A limited duration company ("LDC") is broadly similar to the limited liability company in the United States. The LDC combines the benefit of limited liability and the convenience of administration of a corporate entity with the possibility of a transparency or flow-through for tax and other purposes in foreign jurisdiction such as treatment as a partnership for United Federal Income Tax purposes.The Companies Law permits the use of the basic exempted company as an alternative to the LDC, in circumstances where a company with a fixed life is required, but where the maximum 30-year duration of the LDC is unattractive.

Foreign Companies:

A foreign company is a company that is incorporated outside the Cayman Islands, and establishes a place of business or commences carrying on business within the Cayman Islands. A foreign company who wishes to own land in the Cayman Islands must register as a foreign company under Part IX of the Companies Law.

A foreign corporation must state the name of the foreign company and the country which it was incorporated on all letterhead, bills, notices, advertisements and any other official publications such as a prospectus inviting subscriptions for its shares. It must also exhibit on every place where it carries on business in the Cayman Islands the name of the foreign corporation and the country which the foreign corporation is incorporated. Also, if the liability of the members of the foreign company is limited, it must publish this on all letterhead, bills, notices, advertisements and any other official publications.

Characteristcs of the Cayman Islands Exempt Company

There are no taxes in the Cayman Islands on income, capital gains, profits, dividends, investments or capital transfers. The company receives a twenty year guarantee against taxation from the Cayman Islands Government, which may be extended to thirty years on application.

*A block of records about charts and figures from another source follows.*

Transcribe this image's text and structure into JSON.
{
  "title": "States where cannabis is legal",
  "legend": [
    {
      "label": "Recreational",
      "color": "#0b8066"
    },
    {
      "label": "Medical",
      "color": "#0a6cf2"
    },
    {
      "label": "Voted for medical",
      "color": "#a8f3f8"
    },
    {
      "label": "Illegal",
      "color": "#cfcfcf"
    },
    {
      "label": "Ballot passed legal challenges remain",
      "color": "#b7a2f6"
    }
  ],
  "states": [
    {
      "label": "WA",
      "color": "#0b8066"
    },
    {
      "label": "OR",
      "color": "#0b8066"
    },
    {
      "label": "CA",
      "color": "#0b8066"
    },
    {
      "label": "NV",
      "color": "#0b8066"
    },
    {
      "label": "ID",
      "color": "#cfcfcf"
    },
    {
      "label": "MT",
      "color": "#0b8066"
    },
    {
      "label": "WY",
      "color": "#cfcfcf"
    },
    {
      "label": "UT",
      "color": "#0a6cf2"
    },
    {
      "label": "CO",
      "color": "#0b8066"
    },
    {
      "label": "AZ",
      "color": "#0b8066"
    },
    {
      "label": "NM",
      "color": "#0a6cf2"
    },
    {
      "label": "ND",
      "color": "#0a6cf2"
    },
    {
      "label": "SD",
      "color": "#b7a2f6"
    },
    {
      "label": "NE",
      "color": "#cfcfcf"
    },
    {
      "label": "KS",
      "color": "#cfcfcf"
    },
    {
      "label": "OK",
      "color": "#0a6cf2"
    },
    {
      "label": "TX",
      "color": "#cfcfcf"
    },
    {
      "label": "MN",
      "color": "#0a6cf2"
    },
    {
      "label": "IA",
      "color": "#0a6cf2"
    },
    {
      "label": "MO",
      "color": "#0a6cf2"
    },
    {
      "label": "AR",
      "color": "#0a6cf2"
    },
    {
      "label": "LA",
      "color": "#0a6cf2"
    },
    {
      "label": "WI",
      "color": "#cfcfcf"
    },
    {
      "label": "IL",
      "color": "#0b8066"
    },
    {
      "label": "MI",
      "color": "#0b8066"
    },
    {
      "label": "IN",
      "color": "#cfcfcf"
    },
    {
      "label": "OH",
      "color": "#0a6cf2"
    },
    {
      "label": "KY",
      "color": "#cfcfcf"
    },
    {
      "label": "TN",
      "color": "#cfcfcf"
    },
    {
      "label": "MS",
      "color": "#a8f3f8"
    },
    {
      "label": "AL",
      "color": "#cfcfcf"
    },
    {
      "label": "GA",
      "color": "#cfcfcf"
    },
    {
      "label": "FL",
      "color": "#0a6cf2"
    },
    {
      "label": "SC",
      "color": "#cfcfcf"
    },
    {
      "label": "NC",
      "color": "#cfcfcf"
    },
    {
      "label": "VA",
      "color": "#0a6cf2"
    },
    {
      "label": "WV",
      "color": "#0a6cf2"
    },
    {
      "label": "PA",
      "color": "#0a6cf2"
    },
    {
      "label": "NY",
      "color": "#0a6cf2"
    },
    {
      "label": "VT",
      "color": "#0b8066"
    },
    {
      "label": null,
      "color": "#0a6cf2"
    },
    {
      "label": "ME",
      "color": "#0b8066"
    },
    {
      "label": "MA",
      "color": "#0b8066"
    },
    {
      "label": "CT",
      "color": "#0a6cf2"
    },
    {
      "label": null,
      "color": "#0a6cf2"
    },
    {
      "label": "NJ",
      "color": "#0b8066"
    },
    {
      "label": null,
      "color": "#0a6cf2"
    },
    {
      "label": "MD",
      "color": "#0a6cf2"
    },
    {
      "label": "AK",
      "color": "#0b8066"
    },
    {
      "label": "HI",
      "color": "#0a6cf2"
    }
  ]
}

Only one shareholder is required whose details are not maintained on public record. Bearer or registered shares are permitted. However, bearer shares must be deposited with a licensed custodian in the Cayman Islands to be held to the order of the beneficial owner.

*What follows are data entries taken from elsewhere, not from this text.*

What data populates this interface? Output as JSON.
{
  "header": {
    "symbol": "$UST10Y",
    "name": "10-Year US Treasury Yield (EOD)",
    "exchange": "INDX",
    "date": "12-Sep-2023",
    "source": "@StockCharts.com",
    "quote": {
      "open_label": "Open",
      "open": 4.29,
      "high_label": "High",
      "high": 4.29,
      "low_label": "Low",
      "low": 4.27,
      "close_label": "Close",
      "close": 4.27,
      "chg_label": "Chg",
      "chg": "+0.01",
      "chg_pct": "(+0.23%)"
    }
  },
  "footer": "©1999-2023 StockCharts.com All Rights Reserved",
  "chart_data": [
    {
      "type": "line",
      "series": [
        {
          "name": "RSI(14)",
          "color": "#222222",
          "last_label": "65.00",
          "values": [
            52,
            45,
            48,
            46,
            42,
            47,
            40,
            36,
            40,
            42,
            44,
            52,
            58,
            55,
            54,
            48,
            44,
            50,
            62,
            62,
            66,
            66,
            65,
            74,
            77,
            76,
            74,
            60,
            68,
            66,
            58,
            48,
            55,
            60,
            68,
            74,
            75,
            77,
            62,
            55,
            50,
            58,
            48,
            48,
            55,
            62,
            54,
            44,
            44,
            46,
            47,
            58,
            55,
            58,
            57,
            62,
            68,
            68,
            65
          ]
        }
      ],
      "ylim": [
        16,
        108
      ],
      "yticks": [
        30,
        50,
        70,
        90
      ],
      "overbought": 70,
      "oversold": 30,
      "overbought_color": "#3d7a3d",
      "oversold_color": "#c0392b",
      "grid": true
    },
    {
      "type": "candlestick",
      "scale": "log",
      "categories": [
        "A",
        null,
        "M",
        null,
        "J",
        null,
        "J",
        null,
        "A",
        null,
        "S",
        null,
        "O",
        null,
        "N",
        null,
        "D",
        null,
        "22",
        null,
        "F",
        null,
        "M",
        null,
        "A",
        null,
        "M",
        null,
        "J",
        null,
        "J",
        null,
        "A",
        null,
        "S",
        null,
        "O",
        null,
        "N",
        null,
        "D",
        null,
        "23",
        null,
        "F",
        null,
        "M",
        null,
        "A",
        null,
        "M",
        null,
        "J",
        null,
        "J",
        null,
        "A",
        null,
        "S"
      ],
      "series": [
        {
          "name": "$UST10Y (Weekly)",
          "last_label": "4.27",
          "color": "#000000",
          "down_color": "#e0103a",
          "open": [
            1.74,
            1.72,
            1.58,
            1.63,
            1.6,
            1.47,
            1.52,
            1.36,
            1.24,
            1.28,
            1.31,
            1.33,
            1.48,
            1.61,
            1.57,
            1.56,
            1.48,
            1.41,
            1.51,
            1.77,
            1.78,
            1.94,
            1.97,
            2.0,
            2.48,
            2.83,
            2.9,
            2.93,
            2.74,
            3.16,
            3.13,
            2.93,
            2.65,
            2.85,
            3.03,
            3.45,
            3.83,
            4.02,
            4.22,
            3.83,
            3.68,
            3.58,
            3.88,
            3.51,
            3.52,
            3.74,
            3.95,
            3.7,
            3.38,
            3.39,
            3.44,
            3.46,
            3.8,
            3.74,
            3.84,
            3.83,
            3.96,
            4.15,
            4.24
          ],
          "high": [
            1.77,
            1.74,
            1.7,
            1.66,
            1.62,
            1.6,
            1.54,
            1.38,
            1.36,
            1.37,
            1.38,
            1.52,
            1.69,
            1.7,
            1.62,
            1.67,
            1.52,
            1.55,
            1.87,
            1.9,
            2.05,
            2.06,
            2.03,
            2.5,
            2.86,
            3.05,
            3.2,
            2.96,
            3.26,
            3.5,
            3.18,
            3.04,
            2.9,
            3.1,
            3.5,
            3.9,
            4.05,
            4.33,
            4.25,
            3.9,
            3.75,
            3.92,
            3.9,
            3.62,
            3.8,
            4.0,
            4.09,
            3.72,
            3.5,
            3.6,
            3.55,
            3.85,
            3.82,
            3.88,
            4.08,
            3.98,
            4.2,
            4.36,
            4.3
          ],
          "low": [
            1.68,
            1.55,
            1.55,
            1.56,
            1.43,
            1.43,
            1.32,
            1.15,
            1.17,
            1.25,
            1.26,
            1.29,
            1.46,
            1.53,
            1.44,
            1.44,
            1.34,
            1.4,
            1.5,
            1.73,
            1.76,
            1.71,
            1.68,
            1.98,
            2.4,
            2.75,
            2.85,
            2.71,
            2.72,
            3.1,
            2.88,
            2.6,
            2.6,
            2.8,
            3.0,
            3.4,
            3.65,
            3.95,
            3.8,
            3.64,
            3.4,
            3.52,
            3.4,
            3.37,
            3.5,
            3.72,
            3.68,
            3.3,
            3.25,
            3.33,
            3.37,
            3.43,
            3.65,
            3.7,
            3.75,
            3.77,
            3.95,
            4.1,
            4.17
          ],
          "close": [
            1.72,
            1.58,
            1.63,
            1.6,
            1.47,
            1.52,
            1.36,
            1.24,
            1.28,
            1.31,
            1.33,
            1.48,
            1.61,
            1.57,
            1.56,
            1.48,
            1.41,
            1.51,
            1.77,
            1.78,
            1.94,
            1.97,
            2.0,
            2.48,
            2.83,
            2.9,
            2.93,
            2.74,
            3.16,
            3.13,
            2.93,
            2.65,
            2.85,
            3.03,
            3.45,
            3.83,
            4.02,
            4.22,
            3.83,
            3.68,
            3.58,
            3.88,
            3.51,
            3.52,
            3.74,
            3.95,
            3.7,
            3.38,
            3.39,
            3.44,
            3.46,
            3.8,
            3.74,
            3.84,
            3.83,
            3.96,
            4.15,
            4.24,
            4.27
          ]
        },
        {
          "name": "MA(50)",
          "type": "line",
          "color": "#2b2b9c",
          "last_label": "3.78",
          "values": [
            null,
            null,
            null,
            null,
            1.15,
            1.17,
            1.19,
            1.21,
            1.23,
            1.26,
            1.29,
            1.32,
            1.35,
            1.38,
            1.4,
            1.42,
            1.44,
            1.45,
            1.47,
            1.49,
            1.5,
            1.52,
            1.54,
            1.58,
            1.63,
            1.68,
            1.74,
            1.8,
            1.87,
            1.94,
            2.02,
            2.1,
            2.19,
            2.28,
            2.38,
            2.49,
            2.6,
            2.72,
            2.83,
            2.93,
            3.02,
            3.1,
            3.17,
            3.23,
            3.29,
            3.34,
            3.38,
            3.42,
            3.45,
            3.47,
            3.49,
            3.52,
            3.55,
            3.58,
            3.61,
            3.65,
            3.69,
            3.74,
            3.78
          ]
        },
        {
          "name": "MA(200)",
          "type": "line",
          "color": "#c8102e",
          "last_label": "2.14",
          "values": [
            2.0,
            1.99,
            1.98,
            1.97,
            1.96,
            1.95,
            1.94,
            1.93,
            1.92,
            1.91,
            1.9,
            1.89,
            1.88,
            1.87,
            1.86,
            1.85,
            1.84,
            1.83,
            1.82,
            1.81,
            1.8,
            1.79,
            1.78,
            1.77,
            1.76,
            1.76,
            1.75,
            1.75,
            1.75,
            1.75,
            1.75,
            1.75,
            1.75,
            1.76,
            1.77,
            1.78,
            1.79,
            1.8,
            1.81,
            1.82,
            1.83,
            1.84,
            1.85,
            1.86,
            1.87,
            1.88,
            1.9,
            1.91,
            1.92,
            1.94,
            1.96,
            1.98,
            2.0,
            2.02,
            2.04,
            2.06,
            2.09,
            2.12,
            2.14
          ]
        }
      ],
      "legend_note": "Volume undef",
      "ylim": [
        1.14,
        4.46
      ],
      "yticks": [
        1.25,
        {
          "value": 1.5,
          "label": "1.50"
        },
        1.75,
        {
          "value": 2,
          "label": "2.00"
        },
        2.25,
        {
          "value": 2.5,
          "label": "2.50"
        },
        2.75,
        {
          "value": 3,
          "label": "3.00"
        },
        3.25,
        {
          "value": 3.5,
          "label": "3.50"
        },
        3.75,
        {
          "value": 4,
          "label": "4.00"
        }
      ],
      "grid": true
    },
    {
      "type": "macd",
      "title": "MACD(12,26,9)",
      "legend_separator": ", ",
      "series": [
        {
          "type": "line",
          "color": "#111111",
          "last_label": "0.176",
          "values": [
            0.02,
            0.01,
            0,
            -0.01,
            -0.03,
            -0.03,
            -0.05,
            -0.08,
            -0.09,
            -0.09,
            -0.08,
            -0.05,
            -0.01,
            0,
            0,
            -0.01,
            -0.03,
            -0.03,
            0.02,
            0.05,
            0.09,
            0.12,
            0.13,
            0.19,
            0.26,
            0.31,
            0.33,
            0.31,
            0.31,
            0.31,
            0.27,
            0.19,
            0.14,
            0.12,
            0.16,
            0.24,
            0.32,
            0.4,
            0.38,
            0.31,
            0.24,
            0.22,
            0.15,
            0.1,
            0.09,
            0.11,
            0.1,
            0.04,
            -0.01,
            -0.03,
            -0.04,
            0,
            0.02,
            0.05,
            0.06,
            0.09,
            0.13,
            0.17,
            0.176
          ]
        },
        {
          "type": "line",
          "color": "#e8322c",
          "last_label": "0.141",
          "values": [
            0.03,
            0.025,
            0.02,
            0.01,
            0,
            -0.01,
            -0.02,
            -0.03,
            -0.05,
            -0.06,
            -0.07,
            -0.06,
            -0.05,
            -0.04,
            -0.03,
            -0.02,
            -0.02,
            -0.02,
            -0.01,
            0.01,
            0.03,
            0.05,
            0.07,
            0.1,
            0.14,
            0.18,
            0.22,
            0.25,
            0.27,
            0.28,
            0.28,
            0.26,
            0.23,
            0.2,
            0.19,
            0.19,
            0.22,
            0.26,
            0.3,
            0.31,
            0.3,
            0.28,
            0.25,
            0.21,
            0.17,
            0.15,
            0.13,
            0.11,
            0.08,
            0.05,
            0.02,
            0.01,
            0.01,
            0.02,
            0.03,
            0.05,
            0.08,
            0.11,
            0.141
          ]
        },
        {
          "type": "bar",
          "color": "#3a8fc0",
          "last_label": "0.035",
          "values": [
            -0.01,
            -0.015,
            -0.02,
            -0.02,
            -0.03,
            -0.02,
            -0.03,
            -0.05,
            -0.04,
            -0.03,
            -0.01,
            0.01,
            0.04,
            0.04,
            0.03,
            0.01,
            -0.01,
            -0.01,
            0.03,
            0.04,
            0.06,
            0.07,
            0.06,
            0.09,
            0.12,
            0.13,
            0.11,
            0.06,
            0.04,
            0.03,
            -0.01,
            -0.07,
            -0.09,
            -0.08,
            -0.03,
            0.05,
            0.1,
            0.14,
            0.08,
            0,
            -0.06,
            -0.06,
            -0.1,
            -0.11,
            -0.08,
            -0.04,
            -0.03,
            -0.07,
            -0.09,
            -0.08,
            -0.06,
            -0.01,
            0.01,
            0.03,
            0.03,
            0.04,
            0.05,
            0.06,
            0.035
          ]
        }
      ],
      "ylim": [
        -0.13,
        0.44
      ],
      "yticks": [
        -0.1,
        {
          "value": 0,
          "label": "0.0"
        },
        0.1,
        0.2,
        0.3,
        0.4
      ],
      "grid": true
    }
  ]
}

Details of the directors must be advised to the company registrar but this information is not available for public inspection. Directors do not have to be resident in the Cayman Islands but one statutory meeting of the directors must be held within the islands every year. This may be done more conveniently by the appointment of proxies. A minimum of one director is required. Corporate directors are permitted.

Annual Reporting:
There is no requirement to file accounts with the registrar. However, an annual return must be filed. The return takes the form of a simple declaration.

Local Requirements:
As a matter of local company law the company MUST maintain a registered office address within the Cayman Islands and must also appoint a Cayman resident as registered agent. We would generally provide these services as part of the domiciliary service fee.